Good weight initialization serves as an effective measure to reduce the training cost of a deep neural network (DNN) model. The choice of how to initialize parameters is challenging and may require manual tuning, which can be time-consuming and prone to human error. To overcome such limitations, this work takes a novel step towards building a weight generator to synthesize the neural weights for initialization. We use the image-to-image translation task with generative adversarial networks (GANs) as an example due to the ease of collecting model weights spanning a wide range.

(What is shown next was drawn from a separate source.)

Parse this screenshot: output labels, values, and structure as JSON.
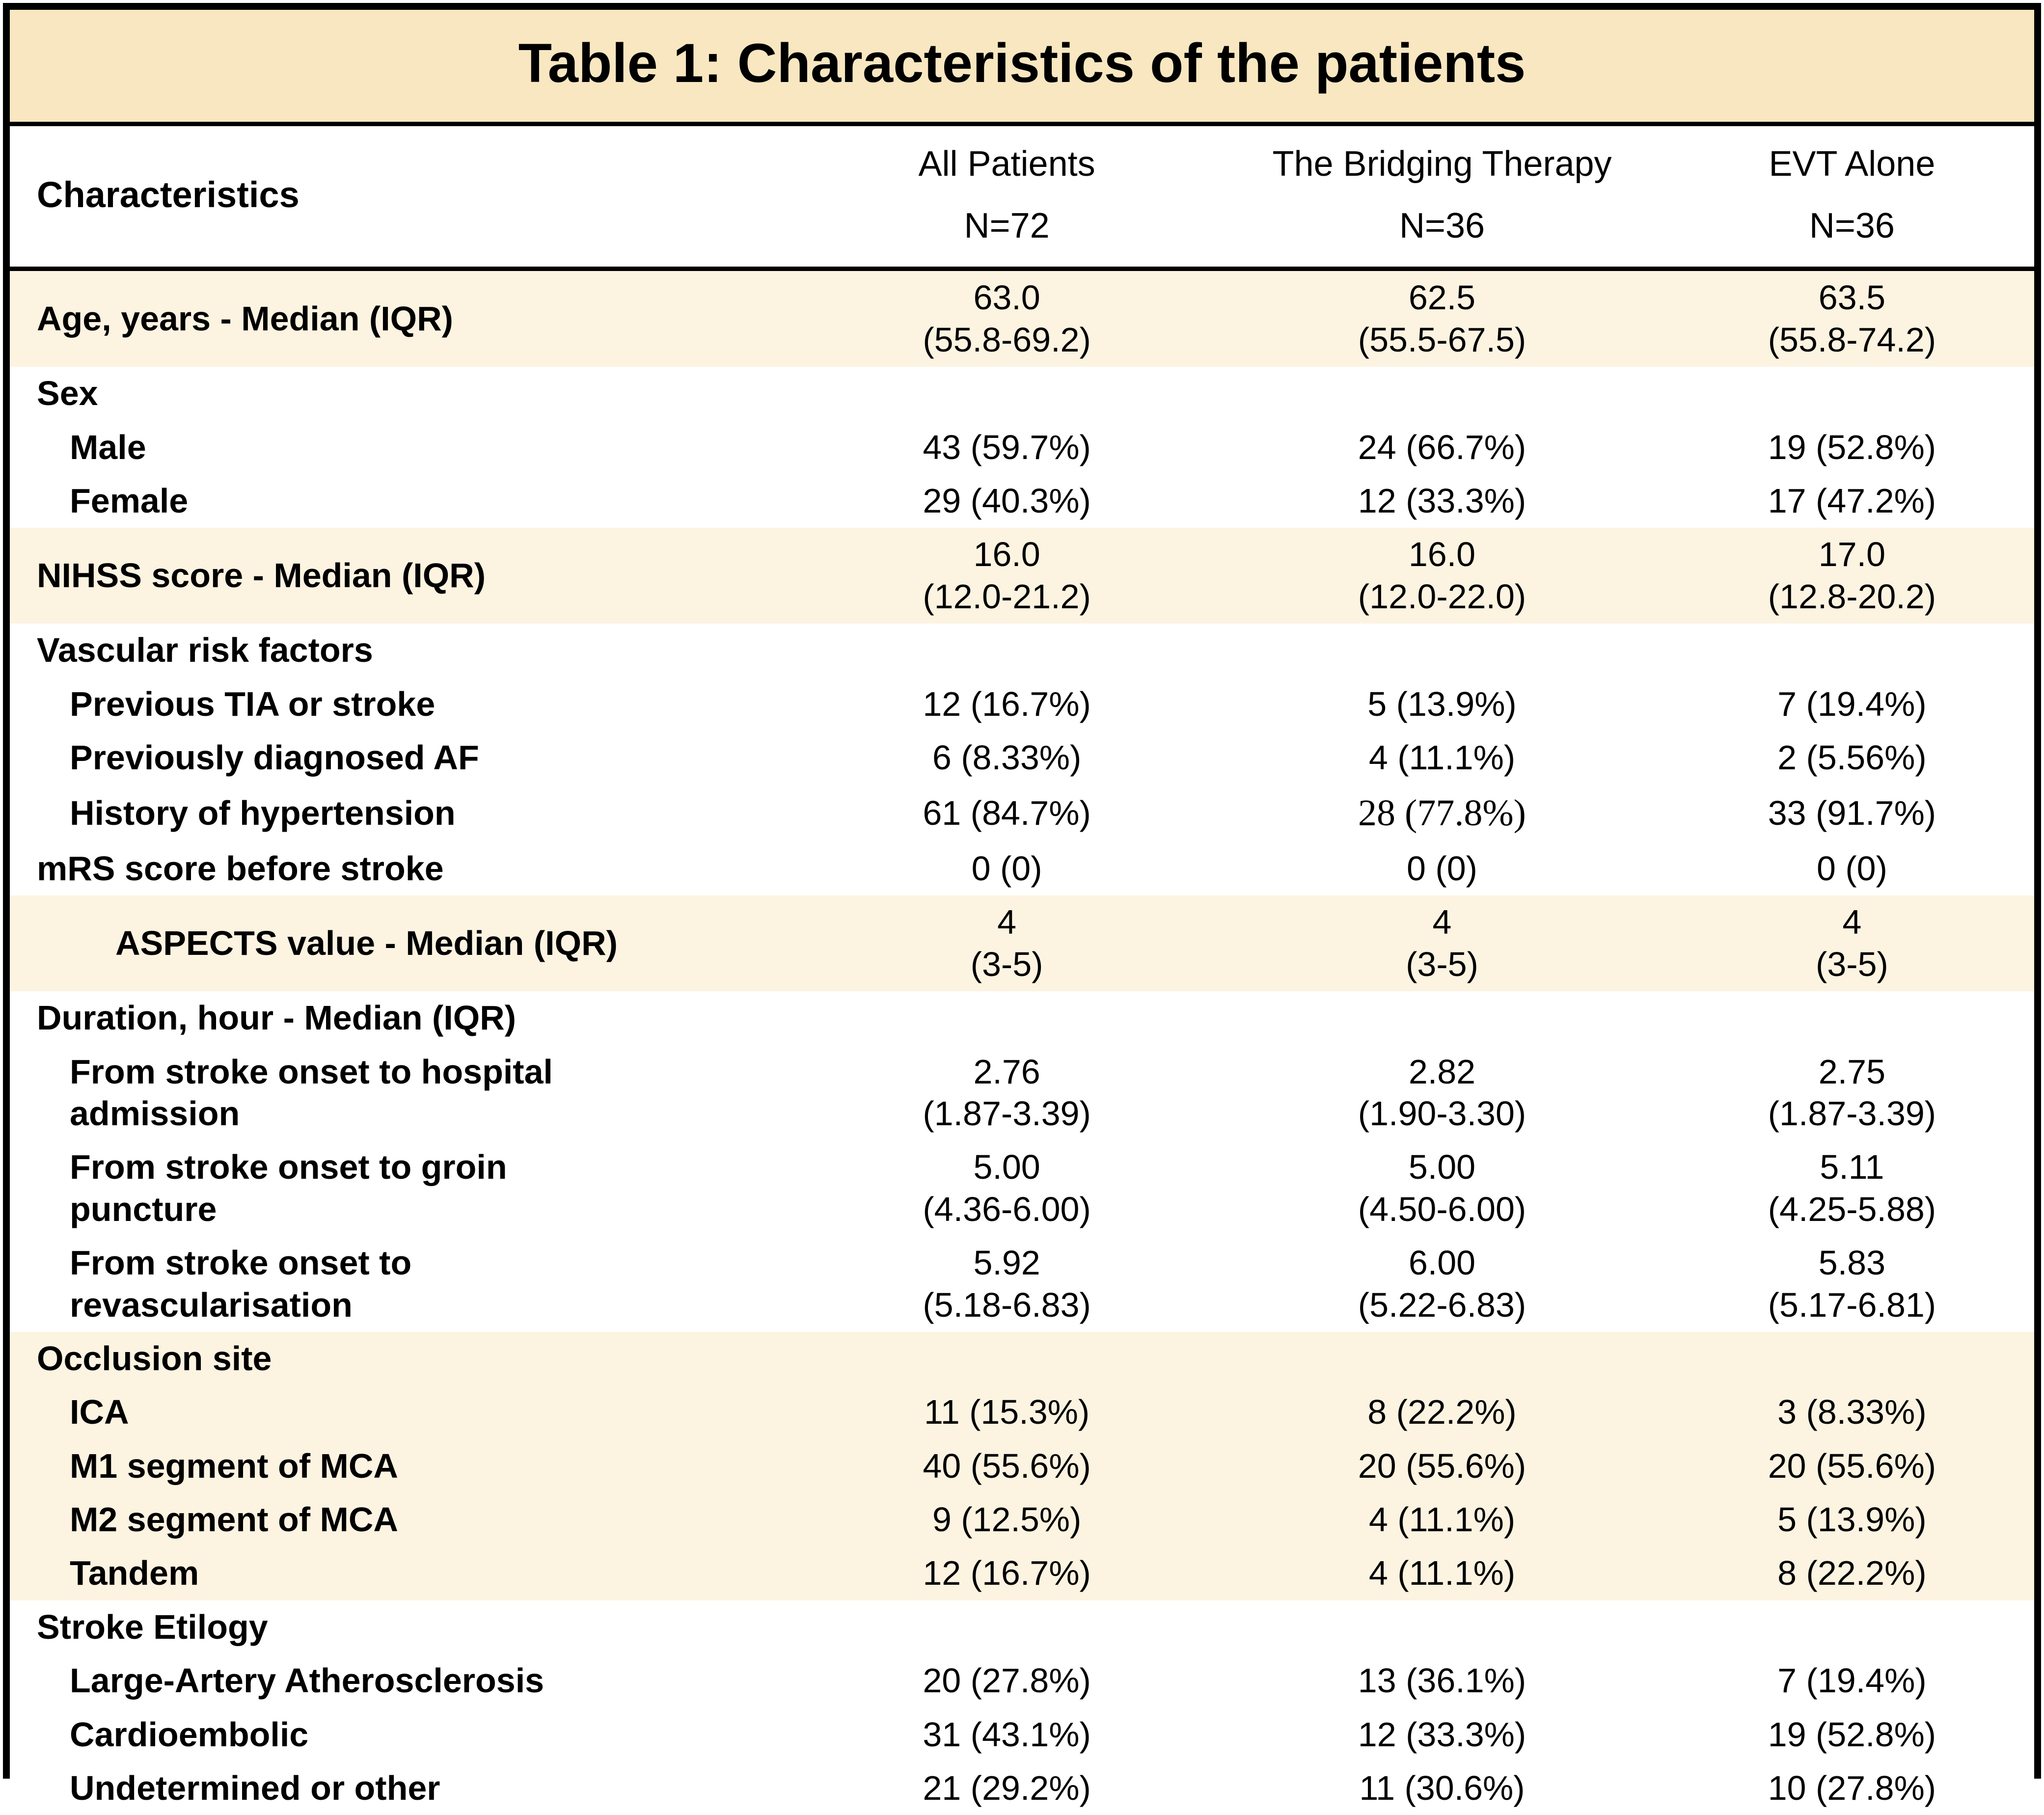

Specifically, we first collect a dataset with various image editing concepts and their corresponding trained weights, which are later used for the training of the weight generator. To address the different characteristics among layers and the substantial number of weights to be predicted, we divide the weights into equal-sized blocks and assign each block an index. Subsequently, a diffusion model is trained with such a dataset using both text conditions of the concept and the block indexes. By initializing the image translation model with the denoised weights predicted by our diffusion model, the training requires only 43.3 seconds. Compared to training from scratch (i.e., Pix2pix), we achieve a 15x training time acceleration for a new concept while obtaining even better image generation quality.